PROJECT SUMMARY/ABSTRACT Apolipoprotein E (ApoE) genotype is the strongest genetic risk factor for Alzheimer’s disease (AD). Prevailing evidence suggests that ApoE isoforms affect amyloid β (Aβ), tau, neuroinflammation, and synaptic plasticity. In addition to isoforms, alteration in ApoE protein levels has been shown to influence neuroinflammation and Aβ clearance. Previously, we reported the critical roles of ApoE receptor, low density lipoprotein receptor (LDLR), in regulating ApoE clearance and Aβ levels in the brain. Overexpression of LDLR in the brain dramatically inhibits amyloid formation by decreasing ApoE level and increasing Aβ clearance. These beneficial effects were seen with as little as just 2-fold over-expression of LDLR. However, translating these observations into therapy has been hampered by a poor understanding of cellular and molecular mechanism and a paucity of effective approach to regulate the levels of LDLR in the brain. To overcome this critical barrier, we propose to investigate cellular mechanism by which Inducible Degrader Of LDLR (IDOL) regulates LDLR, ApoE, Aβ, and tau. In collaboration with Dr. Tontonoz (HHMI, UCLA), we found that global deletion of IDOL gene dramatically increases LDLR levels and decreases apoE levels in the brain. IDOL is an E3 ubiquitin ligase that ubiquitinates LDLR and targets it for degradation. Importantly, loss of IDOL expression significantly reduced amyloid plaque burden and ameliorated neuroinflammation in an AD mouse model. Based on these strong preliminary data, we now propose to determine the cellular and molecular mechanism by which IDOL affects ApoE and Aβ using primary cells isolated from global and conditional knockout IDOL mouse model. We hypothesize that the beneficial effect of IDOL deletion is mediated through LDLR-mediated ApoE level reduction and ApoER2- mediated Reelin signaling. To test hour hypothesis, we will apply innovative methods, such as molecular dynamics simulation, in vivo stable isotope pulse chase mass spectrometry, and in vivo Aβ and cytokines microdialysis. Deciphering IDOL pathway in cellular details may help better understanding ApoE signaling in basic biology and AD.
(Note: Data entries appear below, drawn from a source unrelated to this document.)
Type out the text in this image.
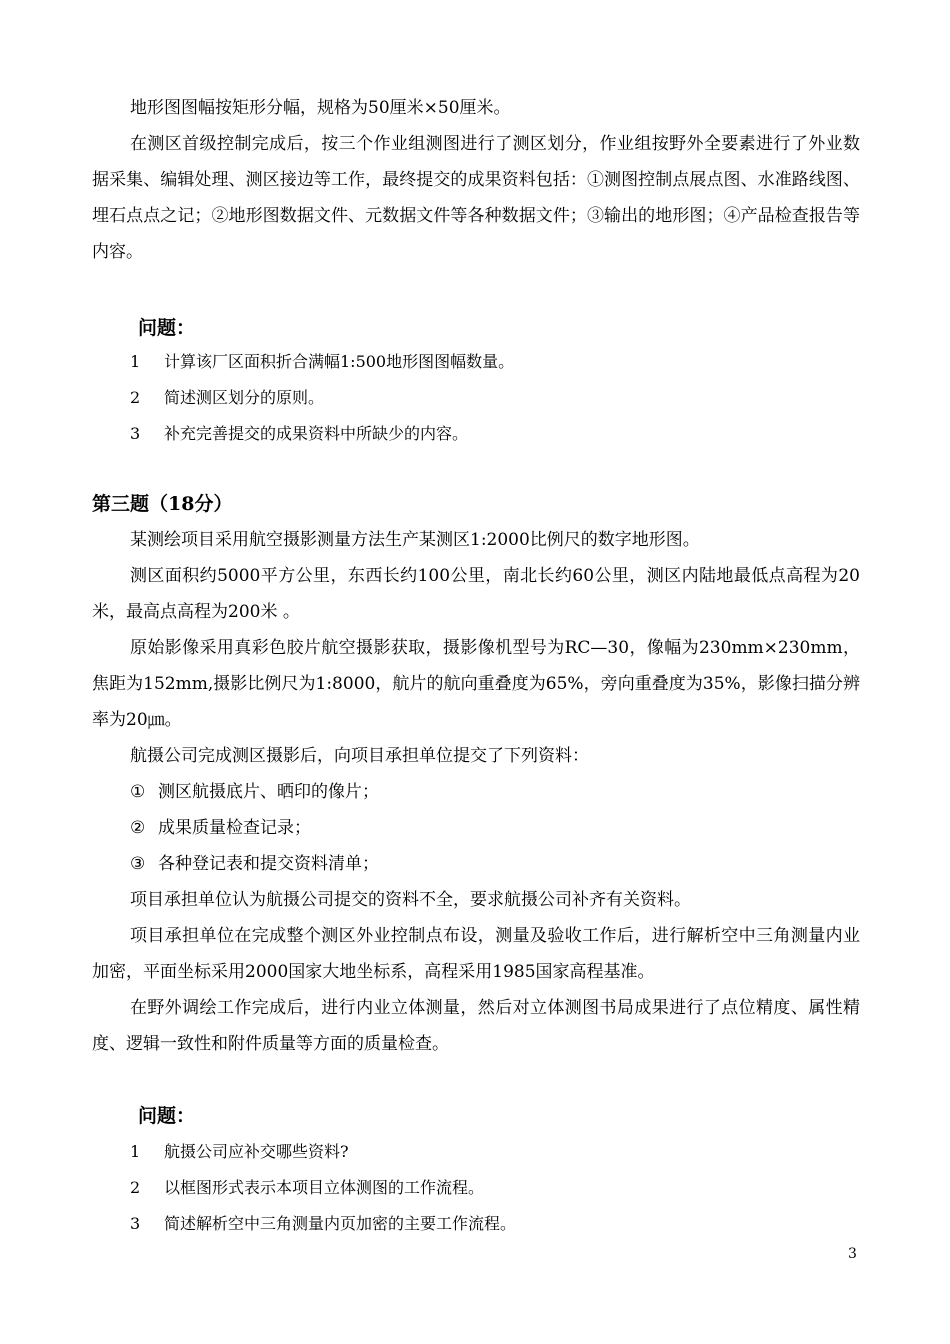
地形图图幅按矩形分幅，规格为50厘米×50厘米。

在测区首级控制完成后，按三个作业组测图进行了测区划分，作业组按野外全要素进行了外业数据采集、编辑处理、测区接边等工作，最终提交的成果资料包括：①测图控制点展点图、水准路线图、埋石点点之记；②地形图数据文件、元数据文件等各种数据文件；③输出的地形图；④产品检查报告等内容。

问题：

1 计算该厂区面积折合满幅1:500地形图图幅数量。

2 简述测区划分的原则。

3 补充完善提交的成果资料中所缺少的内容。

第三题（18分）

某测绘项目采用航空摄影测量方法生产某测区1:2000比例尺的数字地形图。

测区面积约5000平方公里，东西长约100公里，南北长约60公里，测区内陆地最低点高程为20米，最高点高程为200米 。

原始影像采用真彩色胶片航空摄影获取，摄影像机型号为RC—30，像幅为230mm×230mm，焦距为152mm,摄影比例尺为1:8000，航片的航向重叠度为65%，旁向重叠度为35%，影像扫描分辨率为20㎛。

航摄公司完成测区摄影后，向项目承担单位提交了下列资料：

① 测区航摄底片、晒印的像片；

② 成果质量检查记录；

③ 各种登记表和提交资料清单；

项目承担单位认为航摄公司提交的资料不全，要求航摄公司补齐有关资料。

项目承担单位在完成整个测区外业控制点布设，测量及验收工作后，进行解析空中三角测量内业加密，平面坐标采用2000国家大地坐标系，高程采用1985国家高程基准。

在野外调绘工作完成后，进行内业立体测量，然后对立体测图书局成果进行了点位精度、属性精度、逻辑一致性和附件质量等方面的质量检查。

问题：

1 航摄公司应补交哪些资料?

2 以框图形式表示本项目立体测图的工作流程。

3 简述解析空中三角测量内页加密的主要工作流程。

3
项目摘要/摘要 载脂蛋白E（APOE）基因型是阿尔茨海默氏病（AD）的强大遗传危险因素。盛行 有证据表明，APOE同工型会影响淀粉样β（Aβ），TAU，神经炎症和突触可塑性。在 除同工型外，APOE蛋白水平的改变已被证明会影响神经炎症和Aβ 清除。以前，我们报道了APOE受体，低密度脂蛋白受体（LDLR）的关键作用， 在调节大脑中的APOE清除和Aβ水平时。大脑中LDLR的过表达急剧 通过降低APOE水平并增加Aβ清除率，抑制淀粉样蛋白形成。这些有益的效果 他们看到的只是LDLR的2倍过表达。但是，将这些观察结果转化为 对细胞和分子机制的了解不足以及缺乏 调节大脑中LDLR水平的有效方法。为了克服这一关键障碍，我们建议 研究了细胞机制，通过这些机制，LDLR（偶像）的诱导降解器调节LDLR，APOE，Aβ和 tau。与Tontonoz博士（HHMI，UCLA）合作，我们发现偶像基因的全球删除极大地删除 提高LDLR水平并降低大脑中的APOE水平。偶像是泛素化的E3泛素连接酶 LDLR并将其靶向降解。重要的是，偶像表达的丧失显着减少了淀粉样斑块 AD小鼠模型中的负担和改善神经炎症。基于这些强大的初步数据 现在，我们建议确定偶像使用偶像影响ApoE和Aβ的细胞和分子机制 从全球和条件基因敲除偶像小鼠模型中分离出来的主细胞。我们假设 偶像缺失的有益作用是通过LDLR介导的APOE水平降低和apoer2-介导的 介导的reelin信号传导。为了测试小时假设，我们将采用创新方法，例如分子 动力学模拟，体内稳定的同位素脉冲追逐质谱法，体内Aβ和细胞因子 微透析。细胞细节中的解密偶像途径可能有助于更好地理解APOE信号传导 基本生物学和广告。